Un regard à sa robe et il constata les dégâts : elle était dans un sale état. « Ta robe… » Elle était si belle pourtant, quel dommage… « Tiens, ça couvrira au moins un peu les dégâts… » Il prit sa veste et la mit sur les épaules de Jeanne, même si ce n’était pas grand-chose, c’était toujours ça. Elle était près de lui maintenant, et il pouvait sentir son parfum, qu’il trouvait divinement bon. Il se recula d’un pas, le téléphone de Jeanne toujours en main, il avait oublié de le lui rendre. « Euh… C’est à toi, je crois ? Attends… » Il s’affaira à tout remettre en place, heureusement, rien de cassé, une chance ! Un petit sourire timide au visage, il lui tendit l’objet.
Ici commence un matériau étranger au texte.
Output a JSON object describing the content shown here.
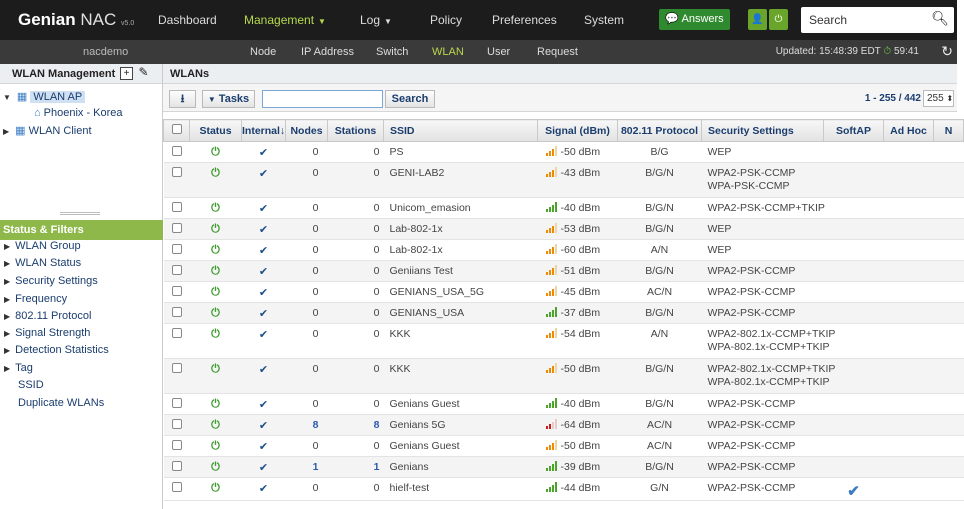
{
  "brand": {
    "name": "Genian",
    "product": "NAC",
    "version": "v5.0"
  },
  "nav": {
    "items": [
      {
        "label": "Dashboard",
        "active": false
      },
      {
        "label": "Management",
        "active": true
      },
      {
        "label": "Log",
        "active": false
      },
      {
        "label": "Policy",
        "active": false
      },
      {
        "label": "Preferences",
        "active": false
      },
      {
        "label": "System",
        "active": false
      }
    ],
    "answers_label": "Answers",
    "search_placeholder": "Search"
  },
  "subnav": {
    "site": "nacdemo",
    "items": [
      {
        "label": "Node",
        "active": false
      },
      {
        "label": "IP Address",
        "active": false
      },
      {
        "label": "Switch",
        "active": false
      },
      {
        "label": "WLAN",
        "active": true
      },
      {
        "label": "User",
        "active": false
      },
      {
        "label": "Request",
        "active": false
      }
    ],
    "updated_label": "Updated: 15:48:39 EDT",
    "timer": "59:41"
  },
  "left": {
    "title": "WLAN Management",
    "tree": [
      {
        "label": "WLAN AP"
      },
      {
        "label": "Phoenix - Korea"
      },
      {
        "label": "WLAN Client"
      }
    ],
    "filters_title": "Status & Filters",
    "filters": [
      {
        "label": "WLAN Group",
        "expandable": true
      },
      {
        "label": "WLAN Status",
        "expandable": true
      },
      {
        "label": "Security Settings",
        "expandable": true
      },
      {
        "label": "Frequency",
        "expandable": true
      },
      {
        "label": "802.11 Protocol",
        "expandable": true
      },
      {
        "label": "Signal Strength",
        "expandable": true
      },
      {
        "label": "Detection Statistics",
        "expandable": true
      },
      {
        "label": "Tag",
        "expandable": true
      },
      {
        "label": "SSID",
        "expandable": false
      },
      {
        "label": "Duplicate WLANs",
        "expandable": false
      }
    ]
  },
  "main": {
    "title": "WLANs",
    "tasks_label": "Tasks",
    "search_button": "Search",
    "search_value": "",
    "pager": "1 - 255 / 442",
    "page_size": "255"
  },
  "table": {
    "columns": [
      "Status",
      "Internal↓",
      "Nodes",
      "Stations",
      "SSID",
      "Signal (dBm)",
      "802.11 Protocol",
      "Security Settings",
      "SoftAP",
      "Ad Hoc",
      "N"
    ],
    "rows": [
      {
        "nodes": "0",
        "stations": "0",
        "ssid": "PS",
        "signal": "-50 dBm",
        "sig_level": "orange",
        "protocol": "B/G",
        "security": [
          "WEP"
        ],
        "softap": false
      },
      {
        "nodes": "0",
        "stations": "0",
        "ssid": "GENI-LAB2",
        "signal": "-43 dBm",
        "sig_level": "orange",
        "protocol": "B/G/N",
        "security": [
          "WPA2-PSK-CCMP",
          "WPA-PSK-CCMP"
        ],
        "softap": false
      },
      {
        "nodes": "0",
        "stations": "0",
        "ssid": "Unicom_emasion",
        "signal": "-40 dBm",
        "sig_level": "green",
        "protocol": "B/G/N",
        "security": [
          "WPA2-PSK-CCMP+TKIP"
        ],
        "softap": false
      },
      {
        "nodes": "0",
        "stations": "0",
        "ssid": "Lab-802-1x",
        "signal": "-53 dBm",
        "sig_level": "orange",
        "protocol": "B/G/N",
        "security": [
          "WEP"
        ],
        "softap": false
      },
      {
        "nodes": "0",
        "stations": "0",
        "ssid": "Lab-802-1x",
        "signal": "-60 dBm",
        "sig_level": "orange",
        "protocol": "A/N",
        "security": [
          "WEP"
        ],
        "softap": false
      },
      {
        "nodes": "0",
        "stations": "0",
        "ssid": "Geniians Test",
        "signal": "-51 dBm",
        "sig_level": "orange",
        "protocol": "B/G/N",
        "security": [
          "WPA2-PSK-CCMP"
        ],
        "softap": false
      },
      {
        "nodes": "0",
        "stations": "0",
        "ssid": "GENIANS_USA_5G",
        "signal": "-45 dBm",
        "sig_level": "orange",
        "protocol": "AC/N",
        "security": [
          "WPA2-PSK-CCMP"
        ],
        "softap": false
      },
      {
        "nodes": "0",
        "stations": "0",
        "ssid": "GENIANS_USA",
        "signal": "-37 dBm",
        "sig_level": "green",
        "protocol": "B/G/N",
        "security": [
          "WPA2-PSK-CCMP"
        ],
        "softap": false
      },
      {
        "nodes": "0",
        "stations": "0",
        "ssid": "KKK",
        "signal": "-54 dBm",
        "sig_level": "orange",
        "protocol": "A/N",
        "security": [
          "WPA2-802.1x-CCMP+TKIP",
          "WPA-802.1x-CCMP+TKIP"
        ],
        "softap": false
      },
      {
        "nodes": "0",
        "stations": "0",
        "ssid": "KKK",
        "signal": "-50 dBm",
        "sig_level": "orange",
        "protocol": "B/G/N",
        "security": [
          "WPA2-802.1x-CCMP+TKIP",
          "WPA-802.1x-CCMP+TKIP"
        ],
        "softap": false
      },
      {
        "nodes": "0",
        "stations": "0",
        "ssid": "Genians Guest",
        "signal": "-40 dBm",
        "sig_level": "green",
        "protocol": "B/G/N",
        "security": [
          "WPA2-PSK-CCMP"
        ],
        "softap": false
      },
      {
        "nodes": "8",
        "stations": "8",
        "ssid": "Genians 5G",
        "signal": "-64 dBm",
        "sig_level": "red",
        "protocol": "AC/N",
        "security": [
          "WPA2-PSK-CCMP"
        ],
        "softap": false
      },
      {
        "nodes": "0",
        "stations": "0",
        "ssid": "Genians Guest",
        "signal": "-50 dBm",
        "sig_level": "orange",
        "protocol": "AC/N",
        "security": [
          "WPA2-PSK-CCMP"
        ],
        "softap": false
      },
      {
        "nodes": "1",
        "stations": "1",
        "ssid": "Genians",
        "signal": "-39 dBm",
        "sig_level": "green",
        "protocol": "B/G/N",
        "security": [
          "WPA2-PSK-CCMP"
        ],
        "softap": false
      },
      {
        "nodes": "0",
        "stations": "0",
        "ssid": "hielf-test",
        "signal": "-44 dBm",
        "sig_level": "green",
        "protocol": "G/N",
        "security": [
          "WPA2-PSK-CCMP"
        ],
        "softap": true
      }
    ]
  }
}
Le geste laissa place à un silence non pas gênant, mais troublant. Voilà qu’il se perdait dans ses yeux. Il ne le remarqua que quelques secondes plus tard, secouant la tête en rougissant bêtement. Il passa sa main à l’arrière de son crâne en signe de gêne en souriant, comme pris sur le fait. « Euh… » Il avait du mal à parler. Elle le déstabilisait bien trop. Il avait la gorge sèche. Il déglutit avant de reprendre, toujours aussi timidement. « Tu… Tu veux que je t’aide ? A… A désinfecter la plaie, je veux dire… » Il avait passé des semaines à l’éviter, et maintenant, il n’avait simplement aucune envie de la laisser s’en aller sans la connaître un peu plus.